BACKGROUND: Diabetic nephropathy is closely related to ferroptosis. Previous studies have found that Huidouba has a significant hypoglycemic effect, protects against diabetic nephropathy-induced renal oxidative stress injury and fibrosis, and also reduces the level of fibrosis in high glucose-induced HK-2 cells.
OBJECTIVE: To investigate the role of Huidouba in regulating glutathione peroxidase 4 (GPX4) to inhibit ferroptosis and attenuate cellular fibrosis in human renal cortical proximal tubular epithelial cells (HK-2) cultured in high glucose conditions.
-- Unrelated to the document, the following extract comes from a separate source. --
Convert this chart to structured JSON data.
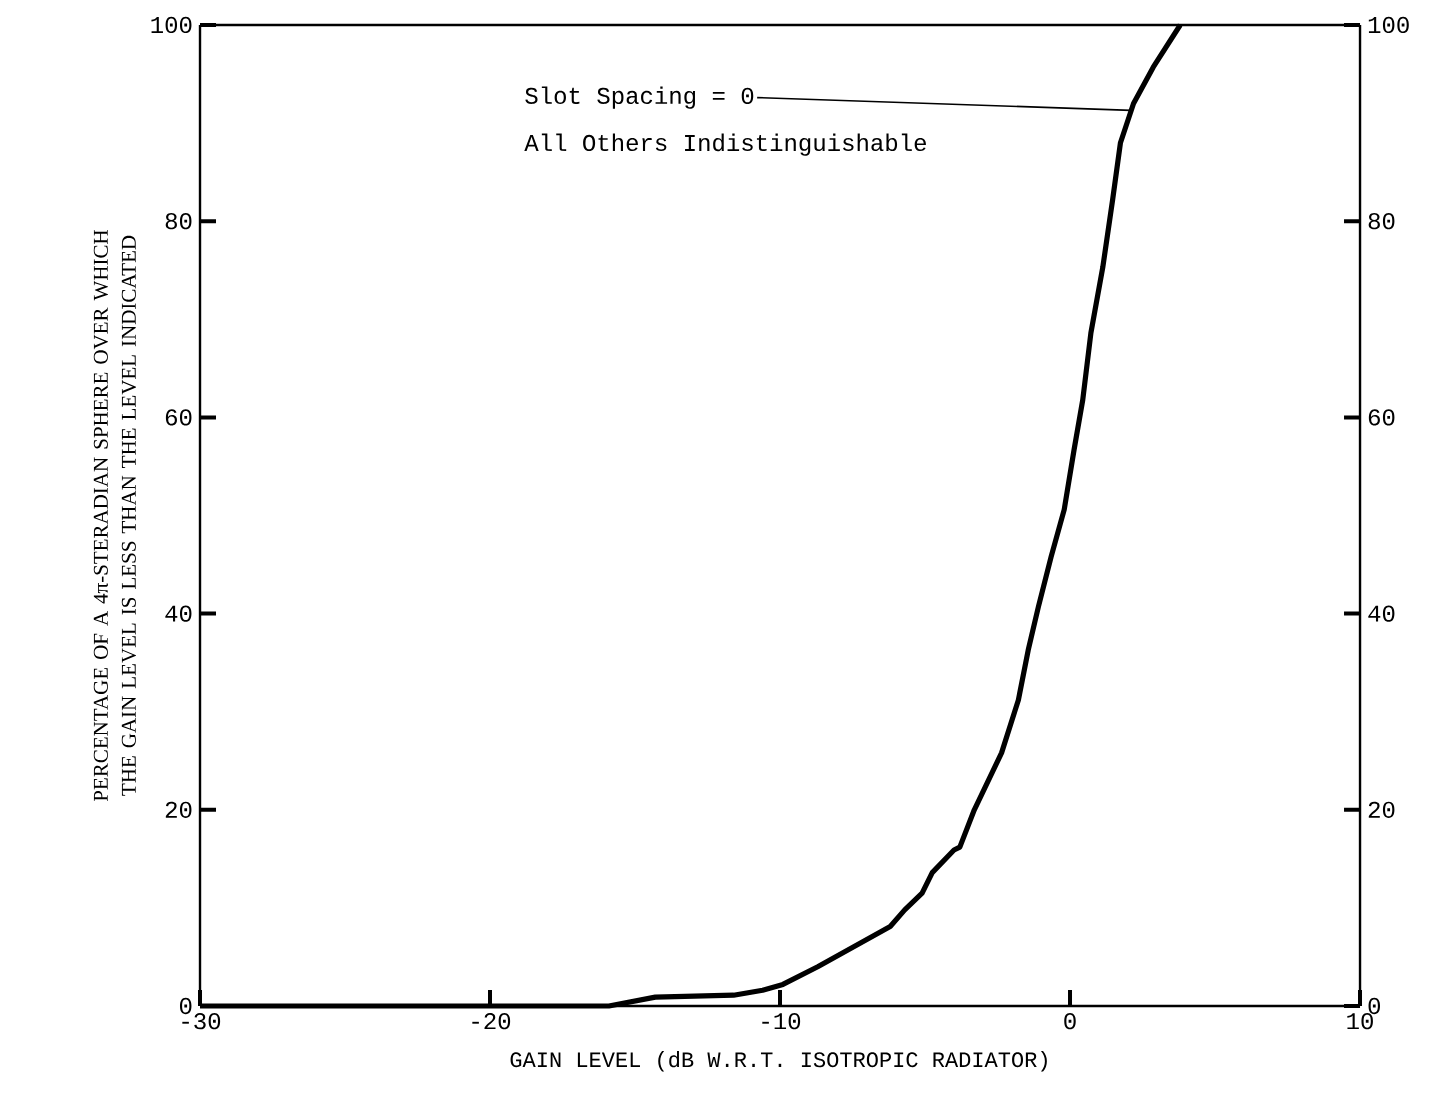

METHODS: (1) In order to investigate the interventional effect of Huidouba on ferroptosis and fibrosis in high glucose-cultured HK-2 cells, the cells were divided into six groups: control group, model group, low-, medium-, high-dose Huidouba groups, and rosiglitazone group. The morphology of HK-2 cells was observed. Cell viability, levels of oxidative stress-related indicators (malondialdehyde and glutathione), and protein and mRNA expression levels of ferroptosis-related indicators (GPX4, ferritin heavy chain 1, nuclear factor-E2-associated factor 2, transferrin receptor) and fibrosis-related indicators (transformed growth factor-β1 and kidney injury molecule 1), were detected. (2) To observe the effect of siRNA interfering with GPX4 expression in HK-2 cells, the cells were divided into negative control group and si-GPX4 group. The expression of GPX4 at protein and mRNA levels was detected. (3) In order to observe the effect of siRNA interference with GPX4 on the effect of Huidouba on the inhibition of ferroptosis and mitigation of cellular fibrosis in high glucose-cultured HK-2 cells, the cells were divided into negative control group, high glucose group (treated with 30 mmol/L glucose), high glucose+Huidouba group (treated with 30 mmol/L glucose+400 μg/mL Huidouba water extract), and high glucose+Huidouba+si-GPX4 group (treated with GPX4-siRNA followed by intervention with 30 mmol/L glucose+400 μg/mL Huidouba water extract). The levels of malondialdehyde and glutathione, and the protein and mRNA expression of GPX4, ferritin heavy chain 1, nuclear factor-E2-associated factor 2, transferrin receptor, transformed growth factor-β1, and kidney injury molecule 1 were detected.
RESULTS AND CONCLUSION: (1) Compared with the control group, the cell viability, glutathione level, the protein and mRNA expression of GPX4, ferritin heavy chain 1, and nuclear factor-E2-associated factor 2 were significantly reduced in the model group, while the malondialdehyde level and protein and mRNA expression of transferrin receptor, transformed growth factor-β1, and kidney injury molecule 1 were significantly increased. Compared with the model group, the above indicators were improved to varying degrees in different dose groups of Huidouba and rosiglitazone group. (2) The protein and mRNA expression of GPX4 was significantly lower in the si-GPX4 group compared with the negative control group. Compared with the high glucose+Huidouba group, the glutathione level, the protein and mRNA expression of GPX4, ferritin heavy chain 1, and nuclear factor-E2-associated factor 2 were significantly reduced in the high glucose+Huidouba+si-GPX4 group, while the malondialdehyde level and protein and mRNA expression of transferrin receptor, transformed growth factor-β1, and kidney injury molecule 1 were significantly increased. To conclude, Huidouba attenuates cell fibrosis by inhibiting ferroptosis in high glucose-cultured HK-2 cells through the upregulation of GPX4.